Lifecycle Synchronization¶
On-demand reference. The short rule in CLAUDE.md is: services with async start() / stop() use a dedicated self._lifecycle_lock: asyncio.Lock separate from any hot-path lock, and a timed-out stop must mark the service unrestartable.
The rule in detail¶
Services with async start() / stop() methods MUST:
- Use a dedicated
self._lifecycle_lock: asyncio.Lockto serialise the_runningcheck-and-set and any background-task spawn / drain sequence. - Hold the lock across the full body of both
start()andstop(), so that a racing start cannot see_running=Falsemid-drain and spawn a new task that the outgoing stop never waits on. - Scope the lifecycle lock separately from any hot-path lock (
_metrics_lock,_cooldown_lock, bus_lock, TaskEngine's_admission_lock) so normal traffic is not serialised against lifecycle transitions.
Drain timeout + unrestartable flag¶
For services whose stop() drains across await boundaries, wrap the drain in asyncio.wait_for(..., timeout=hard_deadline) so the lock cannot be held indefinitely if a drain stage hangs post-cancel.
After a timed-out stop the service MUST mark itself unrestartable (set self._stop_failed = True or equivalent; TaskEngine uses _unrestartable) and the next start() MUST refuse to start until a fresh instance is constructed.
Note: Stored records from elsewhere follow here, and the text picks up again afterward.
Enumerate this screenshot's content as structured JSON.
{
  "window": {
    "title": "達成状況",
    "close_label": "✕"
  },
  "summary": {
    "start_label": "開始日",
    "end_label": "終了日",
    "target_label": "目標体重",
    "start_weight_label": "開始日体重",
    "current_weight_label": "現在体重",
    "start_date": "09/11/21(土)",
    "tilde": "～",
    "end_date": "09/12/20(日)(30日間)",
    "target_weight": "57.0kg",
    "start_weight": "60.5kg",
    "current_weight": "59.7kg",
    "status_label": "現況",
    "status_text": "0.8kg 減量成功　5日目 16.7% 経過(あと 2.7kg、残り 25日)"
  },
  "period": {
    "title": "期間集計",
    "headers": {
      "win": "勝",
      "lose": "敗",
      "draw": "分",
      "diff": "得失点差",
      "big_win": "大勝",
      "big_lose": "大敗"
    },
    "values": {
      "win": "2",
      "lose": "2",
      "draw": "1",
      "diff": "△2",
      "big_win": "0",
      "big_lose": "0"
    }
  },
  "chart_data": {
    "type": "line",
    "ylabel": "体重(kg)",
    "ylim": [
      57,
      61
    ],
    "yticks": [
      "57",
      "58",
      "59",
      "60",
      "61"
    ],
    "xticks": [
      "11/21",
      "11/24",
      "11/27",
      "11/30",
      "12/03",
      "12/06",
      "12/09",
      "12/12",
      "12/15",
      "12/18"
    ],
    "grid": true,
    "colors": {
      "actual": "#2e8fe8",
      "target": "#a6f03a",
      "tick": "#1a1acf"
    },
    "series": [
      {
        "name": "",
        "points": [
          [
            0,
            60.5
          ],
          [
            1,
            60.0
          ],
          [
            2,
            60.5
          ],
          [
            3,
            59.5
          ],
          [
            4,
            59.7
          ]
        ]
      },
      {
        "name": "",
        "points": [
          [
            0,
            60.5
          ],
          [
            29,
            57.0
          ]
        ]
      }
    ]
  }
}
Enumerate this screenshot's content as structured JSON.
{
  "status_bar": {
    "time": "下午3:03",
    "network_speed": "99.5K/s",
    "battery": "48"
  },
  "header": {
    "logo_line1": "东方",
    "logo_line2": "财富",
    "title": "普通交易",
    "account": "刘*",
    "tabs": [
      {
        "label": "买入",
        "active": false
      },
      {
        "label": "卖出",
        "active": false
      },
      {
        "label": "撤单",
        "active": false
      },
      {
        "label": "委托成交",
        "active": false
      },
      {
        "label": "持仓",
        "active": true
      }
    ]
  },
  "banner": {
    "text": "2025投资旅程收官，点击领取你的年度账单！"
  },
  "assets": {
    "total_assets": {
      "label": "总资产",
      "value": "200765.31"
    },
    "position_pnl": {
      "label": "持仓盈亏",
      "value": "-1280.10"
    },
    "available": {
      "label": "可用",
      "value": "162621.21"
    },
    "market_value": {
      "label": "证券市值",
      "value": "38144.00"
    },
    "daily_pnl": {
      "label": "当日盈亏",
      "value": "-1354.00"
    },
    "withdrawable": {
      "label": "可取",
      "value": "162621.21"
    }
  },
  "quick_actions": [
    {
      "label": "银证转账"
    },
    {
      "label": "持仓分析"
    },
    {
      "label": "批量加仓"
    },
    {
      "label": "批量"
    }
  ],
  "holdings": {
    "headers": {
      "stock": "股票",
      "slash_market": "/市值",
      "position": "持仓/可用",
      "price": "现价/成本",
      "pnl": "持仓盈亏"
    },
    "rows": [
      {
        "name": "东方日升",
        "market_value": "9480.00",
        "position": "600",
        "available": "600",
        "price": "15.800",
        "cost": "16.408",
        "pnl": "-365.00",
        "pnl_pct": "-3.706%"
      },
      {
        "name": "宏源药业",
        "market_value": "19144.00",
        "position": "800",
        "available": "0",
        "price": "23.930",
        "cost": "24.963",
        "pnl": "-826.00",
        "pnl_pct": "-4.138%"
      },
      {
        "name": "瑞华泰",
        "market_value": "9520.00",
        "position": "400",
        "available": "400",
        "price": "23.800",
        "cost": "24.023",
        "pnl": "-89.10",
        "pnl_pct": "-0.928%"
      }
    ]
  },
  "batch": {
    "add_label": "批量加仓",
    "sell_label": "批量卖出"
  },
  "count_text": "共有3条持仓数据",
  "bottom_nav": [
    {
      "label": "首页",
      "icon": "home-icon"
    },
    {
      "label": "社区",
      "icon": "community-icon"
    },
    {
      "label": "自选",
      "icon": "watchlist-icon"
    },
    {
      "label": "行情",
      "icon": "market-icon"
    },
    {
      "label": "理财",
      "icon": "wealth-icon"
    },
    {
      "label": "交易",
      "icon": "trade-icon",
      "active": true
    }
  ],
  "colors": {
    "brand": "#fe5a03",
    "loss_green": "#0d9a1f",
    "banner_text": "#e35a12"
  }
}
Otherwise a late start() can stack a second generation of background tasks on top of orphaned ones that ignored cancellation.
Canonical examples¶
TaskEngine(engine/task_engine.py)MessageBusBridge(api/bus_bridge.py)SettingsChangeDispatcher(settings/dispatcher.py)MeetingScheduler(communication/meeting/scheduler.py)IntegrationsHealthProberEscalationNotifySubscriberEscalationSweeperProviderHealthProber(providers/health_prober.py)OrgInflectionMonitor(meta/chief_of_staff/monitor.py)BackupScheduler(backup/scheduler.py)PruningService(hr/pruning/service.py)NgrokAdapter(integrations/tunnel/ngrok_adapter.py): lifecycle lock only; no spawned background task, so the drain timeout / unrestartable flag do not apply.
In-place runner variant¶
ContinuousMode (client/continuous.py) is not a background-task service: start() runs the simulation loop on the calling coroutine and only returns when stop() signals the stop event. The lifecycle lock therefore guards only the _running flag transition (acquire briefly at the top of start() to check-and-set, release before the loop body, re-acquire in the finally to clear the flag). Holding the lock across the full body would deadlock a second concurrent caller: it would queue on the lock until the first finished and then enter an empty state. Document this distinction when adding new in-place runners.